This is a lot of entries ;-) in the order of 1,000,000,000. "Better think about it ...
The nature of the records is not defined: do we just open them one at a time, read them sequentially, or is there some kind of index, or maybe they are stored as files in different directories? Also uncertain in the question is the availability of dbms, which we can use for index data (instead of sorting it using our own code). Also, the [even crude] idea of the number of duplicates will help direct some of the options to an efficient process.
If the index does not exist, we can / create it; this can be done as a first pass of data. The same pass will be used to create a message digest (hash) for each record (or, possibly, for performance purposes for the first few hundred bytes of the record).
The general idea is to quickly create an index that can be used to identify possible duplicates and complete the list of the actual duplicate, possibly through parallel processing .
Information useful in the index will be:
- record length
- first few bytes of text
- hash code (more on this below)
- also an offset in the file or any other pointer to data, but, of course, unlike the above three elements, this cannot be used to identify potential matches.
The choice of a hash is critical: it should contribute to a fast algorithm due to the fact that it is well distributed; the number of bytes hashed for each record is also a compromise, possibly from 100 to 200 bytes (i.e., from about 10 to 20% of the average record size) is a good value depending on the expected duplication rate and depending on time savings this provides (compared to hashing the entire record). (see below)
Once such an index is available, we can (relatively quickly / effortlessly) get the number of possible duplicates; based on this result, a second pass can be made, aimed at improving the quality of the index, if it is not considered sufficiently selective, (excluding records that are considered unique). This second pass can compute another hash, the whole record (excluding the first x bytes of the first hash) or on another subset of the record. Please note that thanks to the index, this second pass can be multithreaded if possible.

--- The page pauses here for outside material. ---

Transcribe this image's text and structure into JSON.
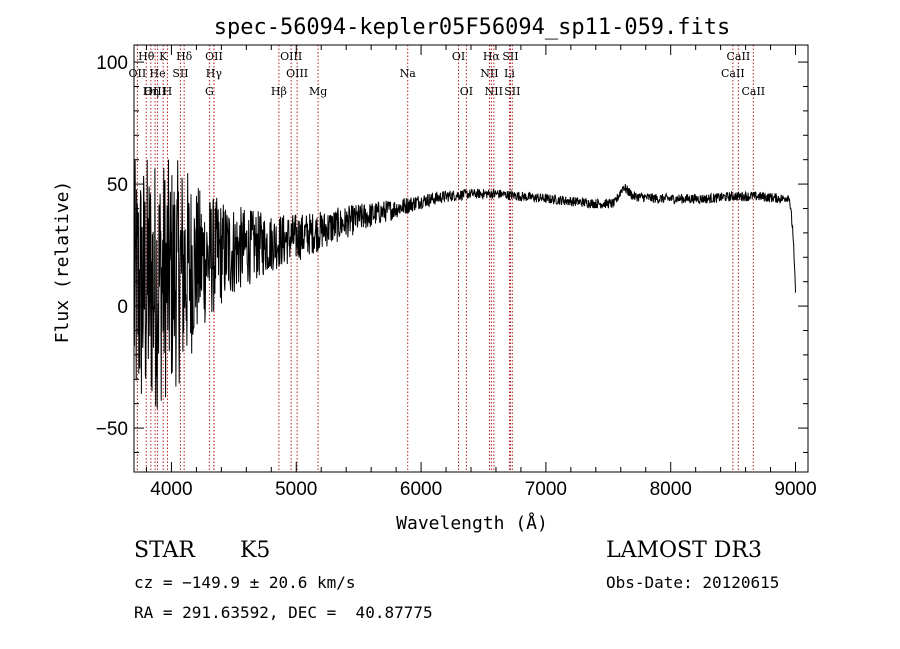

The second or final pass requires sorting the entries in the group of possible matches (the same length, the same hash code (s), the same first bytes). This can be achieved as described by Pax Diablo, the advantage of the index is that such an operation can again be multi-threaded and includes much smaller sets (many of them). Added : here again John Johnson notices that the second pass may not be necessary if we used a long hash code (it offers 128 bytes SHA1). Assuming that there is no advantage to partial hashing of records, this is a very plausible solution, since the index can be on disk and, nevertheless, sorted and stored faster than if we sorted / saved all the records.
Change Nick Johnson perfectly notes that latency of requests on a disk can be such that simple sequential reading will be faster and that the bottleneck is related to disk I / O, a quick hash function working at the same time can effectively be faster than sequential reading, and therefore , do not add to the overall process. This is a possible possibility (especially if sequential reading, if it is really necessary to detect each beginning / end of a record, etc.), and therefore I "cut my bet" by writing "depending on the time savings that it provides ..." . This suggests that the actual structure of the records on the disk is one of the open parameters of the question (for example, if we just read individual files in directories, therefore, we impose non-sequential reads), as well as a TeraByte-sized storage supported by fancy RAID, where search latency, remaining a problem tends to improve significantly.
I agree that two passes suitable may be more efficient than one where each record is completely hashed, but I would like to emphasize the possibility and advantages of the one-pass approach. As in many interviews, some characteristics of the situation were unspecified; the idea is not so much to see that the applicant gives an absolutely correct answer (although some answers may be completely wrong!), but instead to get an idea of his thought process and his ability to determine options and decision points.